Abstract

BackgroundVolumetric laser endomicroscopy (VLE) is an advanced imaging modality used in Barrett's esophagus (BE) surveillance. VLE interpretation relies on identification of specific features associated with BE dysplasia and can be enhanced by intelligent real-time image segmentation (IRIS). The diagnostic performance of established VLE interpretation systems has not been validated. This study uses a dataset of histology-matched regions of interest (ROI) to determine the diagnostic performance of VLE with and without IRIS enhancement. MethodsVLE scans with ROIs laser-marked for targeted biopsy and matching histopathology were performed in patients undergoing BE surveillance. ROIs were rated independently for BE dysplasia by 3 blinded VLE experts using established VLE interpretation systems. Following a washout period, ROIs were rated using IRIS adapted to the VLE interpretation systems. Inter-rater agreement, diagnostic performance, and optimal diagnostic thresholds were calculated for each scoring system. ResultsA total of 71 laser-marked ROIs from 44 patients (mean age: 68 years) and BE length of 5 cm were included. About 45.1% of ROIs contained dysplasia.
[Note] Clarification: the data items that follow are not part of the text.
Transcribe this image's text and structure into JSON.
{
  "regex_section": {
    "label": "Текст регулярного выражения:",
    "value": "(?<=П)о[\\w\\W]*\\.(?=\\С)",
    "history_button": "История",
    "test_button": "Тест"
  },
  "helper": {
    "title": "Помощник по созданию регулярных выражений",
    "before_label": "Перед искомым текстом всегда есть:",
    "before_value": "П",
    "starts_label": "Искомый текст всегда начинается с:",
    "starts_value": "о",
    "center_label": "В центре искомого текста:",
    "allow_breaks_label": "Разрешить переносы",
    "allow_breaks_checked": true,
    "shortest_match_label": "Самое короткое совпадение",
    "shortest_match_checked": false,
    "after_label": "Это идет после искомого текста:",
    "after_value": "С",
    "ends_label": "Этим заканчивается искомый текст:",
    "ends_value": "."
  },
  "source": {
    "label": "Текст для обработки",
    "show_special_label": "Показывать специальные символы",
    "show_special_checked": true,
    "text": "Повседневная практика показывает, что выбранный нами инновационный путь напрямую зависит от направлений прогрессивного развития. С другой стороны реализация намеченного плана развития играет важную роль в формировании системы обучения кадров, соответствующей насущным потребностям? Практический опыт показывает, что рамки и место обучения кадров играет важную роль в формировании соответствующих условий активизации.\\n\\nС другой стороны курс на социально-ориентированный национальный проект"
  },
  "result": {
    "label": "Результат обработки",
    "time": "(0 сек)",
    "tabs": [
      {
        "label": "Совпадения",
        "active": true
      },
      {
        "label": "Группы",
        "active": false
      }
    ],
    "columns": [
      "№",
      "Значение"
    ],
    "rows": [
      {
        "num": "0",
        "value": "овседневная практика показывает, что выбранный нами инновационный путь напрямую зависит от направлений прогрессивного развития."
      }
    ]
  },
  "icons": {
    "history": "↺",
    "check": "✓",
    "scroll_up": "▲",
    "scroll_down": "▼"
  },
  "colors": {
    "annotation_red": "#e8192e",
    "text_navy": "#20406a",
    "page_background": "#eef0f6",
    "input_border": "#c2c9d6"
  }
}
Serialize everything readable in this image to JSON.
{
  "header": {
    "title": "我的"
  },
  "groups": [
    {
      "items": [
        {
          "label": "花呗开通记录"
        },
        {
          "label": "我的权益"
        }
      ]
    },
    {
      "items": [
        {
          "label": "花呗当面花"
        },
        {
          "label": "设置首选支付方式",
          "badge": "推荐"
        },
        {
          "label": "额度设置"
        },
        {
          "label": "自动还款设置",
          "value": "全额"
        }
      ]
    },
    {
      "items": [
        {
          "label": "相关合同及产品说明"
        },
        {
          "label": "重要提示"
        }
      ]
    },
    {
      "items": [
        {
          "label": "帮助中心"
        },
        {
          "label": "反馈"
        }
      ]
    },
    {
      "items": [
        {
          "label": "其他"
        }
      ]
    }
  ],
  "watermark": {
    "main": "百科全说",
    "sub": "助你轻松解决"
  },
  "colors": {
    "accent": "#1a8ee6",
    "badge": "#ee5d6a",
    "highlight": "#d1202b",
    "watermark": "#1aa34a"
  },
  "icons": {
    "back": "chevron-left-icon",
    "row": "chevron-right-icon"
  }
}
Inter-rater agreement was uniformly very good or excellent and only the surface intensity scoring agreement was enhanced by IRIS. The scoring systems’ AUC ranged from 0.59 to 0.74 and 0.60 to 0.75 for VLE with and without IRIS, respectively. When diagnostic thresholds of the existing scoring systems were optimized, the adjusted AUC ranged from 0.70 to 0.78. ConclusionsThis is the first study to validate and optimize the diagnostic performance of established VLE interpretation systems for BE dysplasia. IRIS image enhancement adapted to these interpretation systems demonstrated similar diagnostic performance.